Para despertar esa otra creatividad asociada a valores o a formas de enseñanzas más convencionales o más cercanas a las que nosotros recibimos, ahí es donde hace falta, no solamente creatividad, sino empatía. Y hace falta esa especie de intuición inmediata que se tiene en el aula, ¿no? De con qué grupo se va a poder llevar a cabo mejor, con qué individuo se va a poder llevar a cabo mejor. Es una… Ya lo he dicho antes. A mí me parece que la tarea educativa con niños, con adolescentes, es muy ingrata, muy poco reconocida. Sigue estando mal pagada. Sigue estando, en ocasiones, al final de todo en la consideración del sistema social que tenemos, pero es que es la más importante. Educar. Transmitir el conocimiento, transmitir los valores, transmitir la experiencia, transmitir una forma de mirar al mundo, transmitirles la idea, o reforzar, si la tenían ya en casa. Ideas que nunca van a recibir en otro entorno. La escuela, los institutos, la universidad nos sirven como un elemento enormemente democratizante en cuanto a los distintos niveles de formación económicos, ideológicos… Con los que vienen los alumnos. Y, por lo tanto, esa necesidad de que queden incorporados, de que cada uno de ellos aporte desde el aula tanto como nosotros podemos enseñarles, es absolutamente básica.

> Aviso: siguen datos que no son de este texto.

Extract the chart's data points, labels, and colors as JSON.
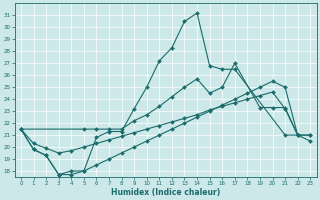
{
  "xlabel": "Humidex (Indice chaleur)",
  "background_color": "#cce8e8",
  "line_color": "#1a6b6b",
  "line1_x": [
    0,
    1,
    2,
    3,
    4,
    5,
    6,
    7,
    8,
    9,
    10,
    11,
    12,
    13,
    14,
    15,
    16,
    17,
    21,
    22
  ],
  "line1_y": [
    21.5,
    19.8,
    19.3,
    17.7,
    18.0,
    18.0,
    20.8,
    21.3,
    21.3,
    23.2,
    25.0,
    27.2,
    28.3,
    30.5,
    31.2,
    26.8,
    26.5,
    26.5,
    21.0,
    21.0
  ],
  "line2_x": [
    0,
    5,
    6,
    7,
    8,
    9,
    10,
    11,
    12,
    13,
    14,
    15,
    16,
    17,
    19,
    20,
    21,
    22,
    23
  ],
  "line2_y": [
    21.5,
    21.5,
    21.5,
    21.5,
    21.5,
    22.2,
    22.7,
    23.4,
    24.2,
    25.0,
    25.7,
    24.5,
    25.0,
    27.0,
    23.3,
    23.3,
    23.3,
    21.0,
    21.0
  ],
  "line3_x": [
    0,
    1,
    2,
    3,
    4,
    5,
    6,
    7,
    8,
    9,
    10,
    11,
    12,
    13,
    14,
    15,
    16,
    17,
    18,
    19,
    20,
    21,
    22,
    23
  ],
  "line3_y": [
    21.5,
    20.3,
    19.9,
    19.5,
    19.7,
    20.0,
    20.3,
    20.6,
    20.9,
    21.2,
    21.5,
    21.8,
    22.1,
    22.4,
    22.7,
    23.1,
    23.4,
    23.7,
    24.0,
    24.3,
    24.6,
    23.2,
    21.0,
    21.0
  ],
  "line4_x": [
    0,
    1,
    2,
    3,
    4,
    5,
    6,
    7,
    8,
    9,
    10,
    11,
    12,
    13,
    14,
    15,
    16,
    17,
    18,
    19,
    20,
    21,
    22,
    23
  ],
  "line4_y": [
    21.5,
    19.8,
    19.3,
    17.7,
    17.7,
    18.0,
    18.5,
    19.0,
    19.5,
    20.0,
    20.5,
    21.0,
    21.5,
    22.0,
    22.5,
    23.0,
    23.5,
    24.0,
    24.5,
    25.0,
    25.5,
    25.0,
    21.0,
    20.5
  ],
  "ylim": [
    17.5,
    32.0
  ],
  "xlim": [
    -0.5,
    23.5
  ],
  "yticks": [
    18,
    19,
    20,
    21,
    22,
    23,
    24,
    25,
    26,
    27,
    28,
    29,
    30,
    31
  ],
  "xticks": [
    0,
    1,
    2,
    3,
    4,
    5,
    6,
    7,
    8,
    9,
    10,
    11,
    12,
    13,
    14,
    15,
    16,
    17,
    18,
    19,
    20,
    21,
    22,
    23
  ]
}
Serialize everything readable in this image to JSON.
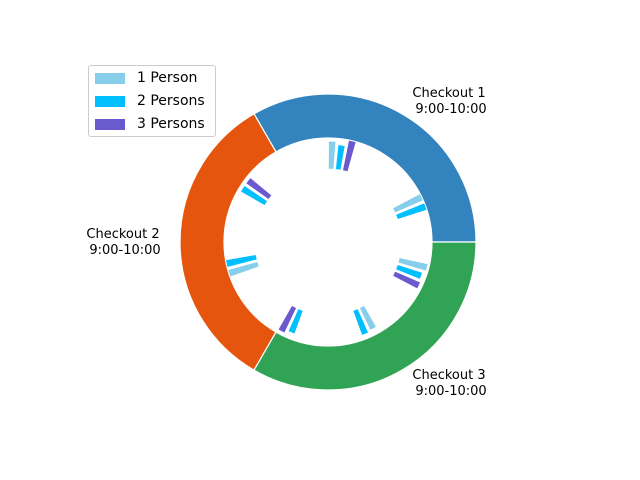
{
  "chart_data": {
    "type": "pie",
    "variant": "nested-donut",
    "outer": {
      "segments": [
        {
          "line1": "Checkout 1",
          "line2": "9:00-10:00",
          "value": 1,
          "color": "#3283BE"
        },
        {
          "line1": "Checkout 2",
          "line2": "9:00-10:00",
          "value": 1,
          "color": "#E6550D"
        },
        {
          "line1": "Checkout 3",
          "line2": "9:00-10:00",
          "value": 1,
          "color": "#31A354"
        }
      ]
    },
    "inner": {
      "series_colors": [
        "#87CEEB",
        "#00BFFF",
        "#6A5ACD"
      ],
      "groups": [
        {
          "checkout": "Checkout 1",
          "interval": 1,
          "bars": [
            0.9,
            0.8,
            1.0
          ]
        },
        {
          "checkout": "Checkout 1",
          "interval": 2,
          "bars": [
            1.0,
            1.0,
            0.0
          ]
        },
        {
          "checkout": "Checkout 2",
          "interval": 1,
          "bars": [
            0.0,
            0.9,
            0.9
          ]
        },
        {
          "checkout": "Checkout 2",
          "interval": 2,
          "bars": [
            1.0,
            1.0,
            0.0
          ]
        },
        {
          "checkout": "Checkout 3",
          "interval": 1,
          "bars": [
            0.0,
            0.8,
            0.9
          ]
        },
        {
          "checkout": "Checkout 3",
          "interval": 2,
          "bars": [
            0.8,
            0.85,
            0.0
          ]
        },
        {
          "checkout": "Checkout 3",
          "interval": 3,
          "bars": [
            0.95,
            0.85,
            0.9
          ]
        }
      ]
    },
    "legend": {
      "placement": "upper-left",
      "entries": [
        {
          "label": "1 Person",
          "color": "#87CEEB"
        },
        {
          "label": "2 Persons",
          "color": "#00BFFF"
        },
        {
          "label": "3 Persons",
          "color": "#6A5ACD"
        }
      ]
    }
  }
}
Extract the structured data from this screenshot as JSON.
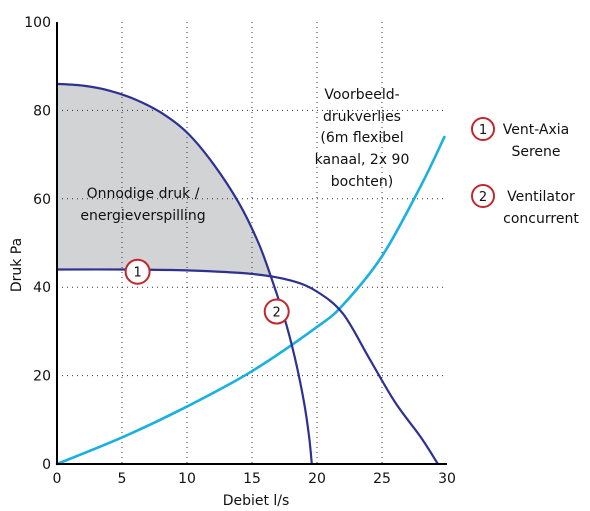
{
  "chart_data": {
    "type": "line",
    "xlabel": "Debiet l/s",
    "ylabel": "Druk Pa",
    "xlim": [
      0,
      30
    ],
    "ylim": [
      0,
      100
    ],
    "x_ticks": [
      "0",
      "5",
      "10",
      "15",
      "20",
      "25",
      "30"
    ],
    "y_ticks": [
      "0",
      "20",
      "40",
      "60",
      "80",
      "100"
    ],
    "grid": true,
    "grid_style": "dotted",
    "colors": {
      "fan_curves": "#2e3192",
      "system_curve": "#1ab0e0",
      "shaded_area": "#d1d3d4",
      "marker_ring": "#c1272d"
    },
    "series": [
      {
        "key": "vent_axia",
        "marker_label": "1",
        "points": [
          [
            0,
            44
          ],
          [
            5,
            44
          ],
          [
            10,
            43.8
          ],
          [
            15,
            43
          ],
          [
            18,
            41.5
          ],
          [
            20,
            39
          ],
          [
            22,
            34
          ],
          [
            24,
            24
          ],
          [
            26,
            14
          ],
          [
            28,
            6
          ],
          [
            29.3,
            0
          ]
        ]
      },
      {
        "key": "concurrent",
        "marker_label": "2",
        "points": [
          [
            0,
            86
          ],
          [
            2,
            85.6
          ],
          [
            4,
            84.5
          ],
          [
            6,
            82.5
          ],
          [
            8,
            79.5
          ],
          [
            10,
            75
          ],
          [
            12,
            68
          ],
          [
            14,
            59
          ],
          [
            15.5,
            50
          ],
          [
            16.5,
            42
          ],
          [
            17.5,
            33
          ],
          [
            18.3,
            24
          ],
          [
            19,
            14
          ],
          [
            19.4,
            6
          ],
          [
            19.6,
            0
          ]
        ]
      },
      {
        "key": "system",
        "points": [
          [
            0,
            0
          ],
          [
            5,
            6
          ],
          [
            10,
            13
          ],
          [
            15,
            21
          ],
          [
            20,
            31
          ],
          [
            22,
            36
          ],
          [
            25,
            47
          ],
          [
            28,
            63
          ],
          [
            29.8,
            74
          ]
        ]
      }
    ],
    "markers": [
      {
        "label": "1",
        "x": 6.2,
        "y": 43.5
      },
      {
        "label": "2",
        "x": 16.9,
        "y": 34.5
      }
    ],
    "annotations": {
      "shaded_area_text": [
        "Onnodige druk /",
        "energieverspilling"
      ],
      "system_curve_text": [
        "Voorbeeld-",
        "drukverlies",
        "(6m flexibel",
        "kanaal, 2x 90",
        "bochten)"
      ]
    },
    "legend": [
      {
        "badge": "1",
        "lines": [
          "Vent-Axia",
          "Serene"
        ]
      },
      {
        "badge": "2",
        "lines": [
          "Ventilator",
          "concurrent"
        ]
      }
    ]
  }
}
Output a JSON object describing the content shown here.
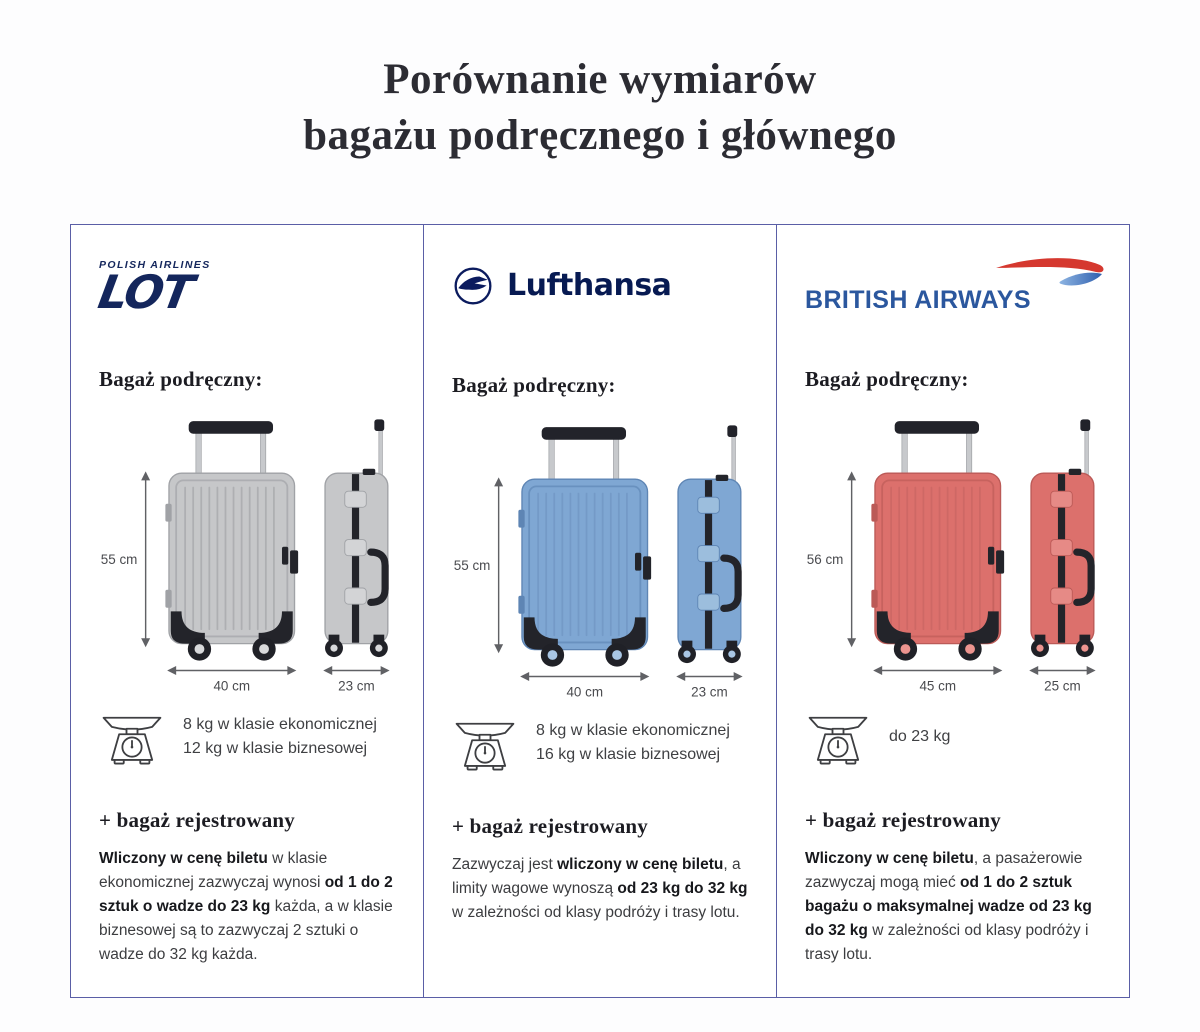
{
  "title": {
    "line1": "Porównanie wymiarów",
    "line2": "bagażu podręcznego i głównego"
  },
  "colors": {
    "panel_border": "#5a5ea6",
    "arrow": "#606165",
    "dim_label": "#4a4b4f",
    "lot_navy": "#14265c",
    "lufthansa_navy": "#071a52",
    "ba_blue": "#2b579e",
    "ba_red": "#d5382f"
  },
  "airlines": [
    {
      "logo_top": "POLISH AIRLINES",
      "logo_main": "LOT",
      "hand_heading": "Bagaż podręczny:",
      "dims": {
        "height": "55 cm",
        "width": "40 cm",
        "depth": "23 cm"
      },
      "case": {
        "body": "#c6c7c9",
        "shade": "#a0a2a6",
        "ridge": "#97999d",
        "hub": "#d8d9db",
        "buckle": "#d3d4d6"
      },
      "weight_lines": [
        "8 kg w klasie ekonomicznej",
        "12 kg w klasie biznesowej"
      ],
      "checked_heading": "+ bagaż rejestrowany",
      "checked_text": [
        {
          "text": "Wliczony w cenę biletu",
          "bold": true
        },
        {
          "text": " w klasie ekonomicznej zazwyczaj wynosi ",
          "bold": false
        },
        {
          "text": "od 1 do 2 sztuk o wadze do 23 kg",
          "bold": true
        },
        {
          "text": " każda, a w klasie biznesowej są to zazwyczaj 2 sztuki o wadze do 32 kg każda.",
          "bold": false
        }
      ]
    },
    {
      "logo_main": "Lufthansa",
      "hand_heading": "Bagaż podręczny:",
      "dims": {
        "height": "55 cm",
        "width": "40 cm",
        "depth": "23 cm"
      },
      "case": {
        "body": "#7fa7d3",
        "shade": "#5e85b4",
        "ridge": "#6a8fbc",
        "hub": "#a9c6e4",
        "buckle": "#9cbedd"
      },
      "weight_lines": [
        "8 kg w klasie ekonomicznej",
        "16 kg w klasie biznesowej"
      ],
      "checked_heading": "+ bagaż rejestrowany",
      "checked_text": [
        {
          "text": "Zazwyczaj jest ",
          "bold": false
        },
        {
          "text": "wliczony w cenę biletu",
          "bold": true
        },
        {
          "text": ", a limity wagowe wynoszą ",
          "bold": false
        },
        {
          "text": "od 23 kg do 32 kg",
          "bold": true
        },
        {
          "text": " w zależności od klasy podróży i trasy lotu.",
          "bold": false
        }
      ]
    },
    {
      "logo_main": "BRITISH AIRWAYS",
      "hand_heading": "Bagaż podręczny:",
      "dims": {
        "height": "56 cm",
        "width": "45 cm",
        "depth": "25 cm"
      },
      "case": {
        "body": "#dc706c",
        "shade": "#bb5a57",
        "ridge": "#c1625f",
        "hub": "#ec948f",
        "buckle": "#e68a86"
      },
      "weight_lines": [
        "do 23 kg"
      ],
      "checked_heading": "+ bagaż rejestrowany",
      "checked_text": [
        {
          "text": "Wliczony w cenę biletu",
          "bold": true
        },
        {
          "text": ", a pasażerowie zazwyczaj mogą mieć ",
          "bold": false
        },
        {
          "text": "od 1 do 2 sztuk bagażu o maksymalnej wadze od 23 kg do 32 kg",
          "bold": true
        },
        {
          "text": " w zależności od klasy podróży i trasy lotu.",
          "bold": false
        }
      ]
    }
  ]
}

No estoy diciendo nada nuevo con eso, pero me parece que es importante el reforzarlo, porque muchas veces hablamos de en qué lugar nos encontramos en el ranking mundial en cuanto a fracaso escolar o en cuanto a por qué estamos fracasando con los chavales en una medida mayor que otros años. Primero, porque estudian todos hasta una edad determinada. Después, porque es importante atender debidamente a los de altas capacidades o a los que tienen capacidades diferentes o a los que se quedan… Es decir, tenemos que homogeneizar algo que es imposible de homogeneizar, que es la mente humana. Una mente en formación, una mente capaz de ser moldeada y frente a la que tenemos una enorme responsabilidad. Y si les frenamos ahí esa parte creativa, por molesta o por irritante, o por a veces desesperante que resulte, flaco favor estamos haciendo a un futuro que ya es de ellos, que no es nuestro. Que nosotras en muchos sentidos disfrutaremos y presenciaremos, pero que van a protagonizar las generaciones que son ahora pequeñitos o jóvenes. Y, aparte de este alegato a la creatividad y a la enseñanza, os quiero dar todos los ánimos del mundo, porque me parece que os hacen falta.